峰岸くんはゆっくりとコートサイドに向かい、あたしの瞳には彼の背中が映る。


ブレザーを脱いだ峰岸くん。


そしてボールを持ち再び振り返り――…



――ドクン…



あたしの心臓が音を立てた。



あの爽やかな男子生徒は誰ですか…?



彼の顔の一部と化していた黒縁メガネが外され、額を隠していた長めの前髪はかき上げられ…

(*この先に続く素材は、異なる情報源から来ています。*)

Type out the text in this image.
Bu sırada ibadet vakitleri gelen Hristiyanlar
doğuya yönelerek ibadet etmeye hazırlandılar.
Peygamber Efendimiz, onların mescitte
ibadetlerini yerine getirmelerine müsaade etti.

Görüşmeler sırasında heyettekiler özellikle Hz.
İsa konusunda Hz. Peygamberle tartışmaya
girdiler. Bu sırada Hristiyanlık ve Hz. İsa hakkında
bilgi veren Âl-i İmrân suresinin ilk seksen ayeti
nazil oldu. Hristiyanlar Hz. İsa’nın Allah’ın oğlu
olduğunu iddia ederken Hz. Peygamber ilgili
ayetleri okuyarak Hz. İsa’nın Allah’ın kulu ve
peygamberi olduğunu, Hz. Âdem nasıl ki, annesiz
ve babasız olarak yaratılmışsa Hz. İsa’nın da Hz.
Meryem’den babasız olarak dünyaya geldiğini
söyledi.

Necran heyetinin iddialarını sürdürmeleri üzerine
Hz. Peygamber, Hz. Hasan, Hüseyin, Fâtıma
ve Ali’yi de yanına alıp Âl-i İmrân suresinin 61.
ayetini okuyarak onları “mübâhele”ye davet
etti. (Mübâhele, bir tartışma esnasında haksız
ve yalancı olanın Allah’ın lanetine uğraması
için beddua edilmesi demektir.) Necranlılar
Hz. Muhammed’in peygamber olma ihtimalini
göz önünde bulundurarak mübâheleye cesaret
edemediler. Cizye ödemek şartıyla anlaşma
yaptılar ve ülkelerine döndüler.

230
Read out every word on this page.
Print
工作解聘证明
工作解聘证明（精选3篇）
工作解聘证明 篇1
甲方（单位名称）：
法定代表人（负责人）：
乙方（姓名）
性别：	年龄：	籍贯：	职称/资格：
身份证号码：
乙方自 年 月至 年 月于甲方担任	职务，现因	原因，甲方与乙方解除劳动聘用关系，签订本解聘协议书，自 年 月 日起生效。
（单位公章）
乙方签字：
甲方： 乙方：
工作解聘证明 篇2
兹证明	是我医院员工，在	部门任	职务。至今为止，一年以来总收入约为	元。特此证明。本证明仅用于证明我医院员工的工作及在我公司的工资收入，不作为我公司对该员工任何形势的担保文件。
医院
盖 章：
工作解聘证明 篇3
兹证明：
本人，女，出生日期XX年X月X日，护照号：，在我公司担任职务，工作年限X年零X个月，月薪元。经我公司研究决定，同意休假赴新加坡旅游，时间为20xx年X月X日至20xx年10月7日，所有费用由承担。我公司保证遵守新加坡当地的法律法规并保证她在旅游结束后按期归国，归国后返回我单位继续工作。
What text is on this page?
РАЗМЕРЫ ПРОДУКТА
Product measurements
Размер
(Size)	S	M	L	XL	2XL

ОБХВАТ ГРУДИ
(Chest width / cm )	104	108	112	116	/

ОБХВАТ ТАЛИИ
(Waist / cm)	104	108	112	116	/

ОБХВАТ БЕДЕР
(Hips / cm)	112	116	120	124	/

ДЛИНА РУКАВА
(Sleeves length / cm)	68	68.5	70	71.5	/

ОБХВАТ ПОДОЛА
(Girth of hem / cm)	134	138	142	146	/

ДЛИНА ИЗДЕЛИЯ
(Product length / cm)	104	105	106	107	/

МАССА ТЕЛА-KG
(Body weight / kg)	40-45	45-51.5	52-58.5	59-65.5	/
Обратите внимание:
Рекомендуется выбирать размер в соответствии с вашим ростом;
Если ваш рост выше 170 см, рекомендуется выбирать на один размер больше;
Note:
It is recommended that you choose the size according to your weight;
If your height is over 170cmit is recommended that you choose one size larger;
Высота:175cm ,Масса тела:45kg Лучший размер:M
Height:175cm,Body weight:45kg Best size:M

それらの下に隠れていた素顔は思いもよらぬ整った顔立ちだった。



み、峰岸くんだよね…?



雰囲気もオーラも教室の時とまるで違うせいでそんな疑問さえも浮かんでしまうほど。


峰岸翼くんであって峰岸翼くんじゃないみたい…。



そんな驚くあたしをよそに峰岸くんは体を動かし始めた。



ダンッ、ダンッ、ダンッ、


ボールを床に打ちつけ、ゆっくりとしたリズムから、素早いドリブルを見せゴールに向かってシュートする。


次々にゴールネットを揺らす。


スリーポイントシュートもレイアップシュートも


キレイなフォームから放たれたボールがリングに吸い込まれる。